I thought a response to Jonathan's post was also worth reading.

I have a theological bone to pick. Elections are not about choosing a savior or ultimate faith in the nation-state. They are about conferring authority and temporal power to people who will make decisions about whether and how many of our neighbors will die in wars, how many thousands and millions will or won't get access to quality health care, whether disabled people and families at the Urban Ministries shelter get affordable housing, and whether the kids of undocumented immigrants in our neighborhoods get to go to college or not.

I appreciate and agree with the New Monastic attention (insofar as I hear similar emphasis in Shane Claiborne's message as well) to the church's first political responsibility as the exemplary kingdom community, being the change we are called to seek. But I hear a reticence, even resistance at times, to recognize citizen participation in the electoral and governmental arena, and civic engagement in governmental actions and policies between elections, as a valid exercise of love of neighbor, and an arena in which we can either care for or betray our neighbor. This strikes me as dramatically disconnected from the real vision and message of Dr. King.

No one would honestly represent Dr. King as indifferent to whether African-Americans got fair representation in the electoral-governmental process, or to government involvement in ensuring a living income for all Americans, or to the conduct of war by the U.S. government. Dr. King was manifestly passionate about the call of God's people to engage these issues at the polls and between elections as active citizens of this temporal civitas. And while the African-American church, and other churches, know they are not dependent on the justice of the state for their practice of the justice of God, they know very well that God cares about the justice (or injustice) of the state toward God's children. The church's witness to that happens in action around and within governmental politics as well as outside such action in the ways you describe.

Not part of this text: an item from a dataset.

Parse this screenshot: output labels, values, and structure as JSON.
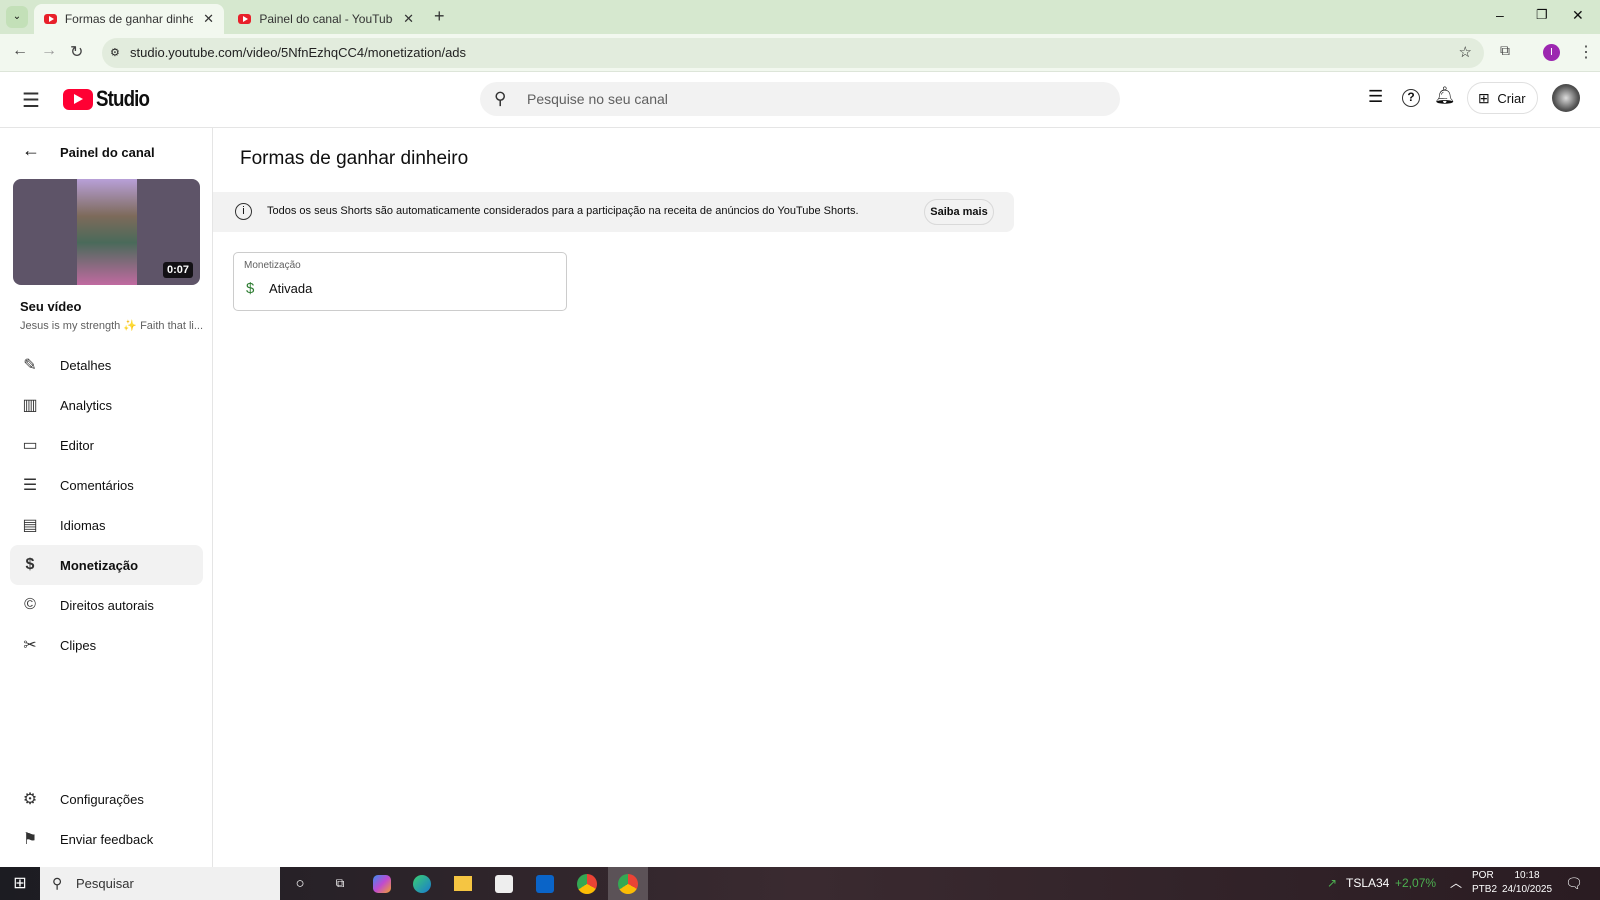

Democracy is not the kingdom of God, and political engagement is not about doing whatever is necessary to make society turn out "right." But through democratic action and engagement in social arenas that INCLUDE elections, we can exercise and testify to the love of neighbor. If we see the good needed by our neighbor, or the evil suffered by our neighbor, and a direct impact on that by the exercise of social and political power, we are "walking by on the other side" if we abdicate involvement in the politics of governmental address, including elections.

I appreciate and agree with your attention to the first political responsibility of the church, to be the church and demonstrate God's kingdom. I'd like to hear more affirmation from New Monastics of the second political responsibility, to which King was so tuned, to care for neighbors through advocacy to power.

Thanks for your reflections and ministry, and for speaking at DCIA this week.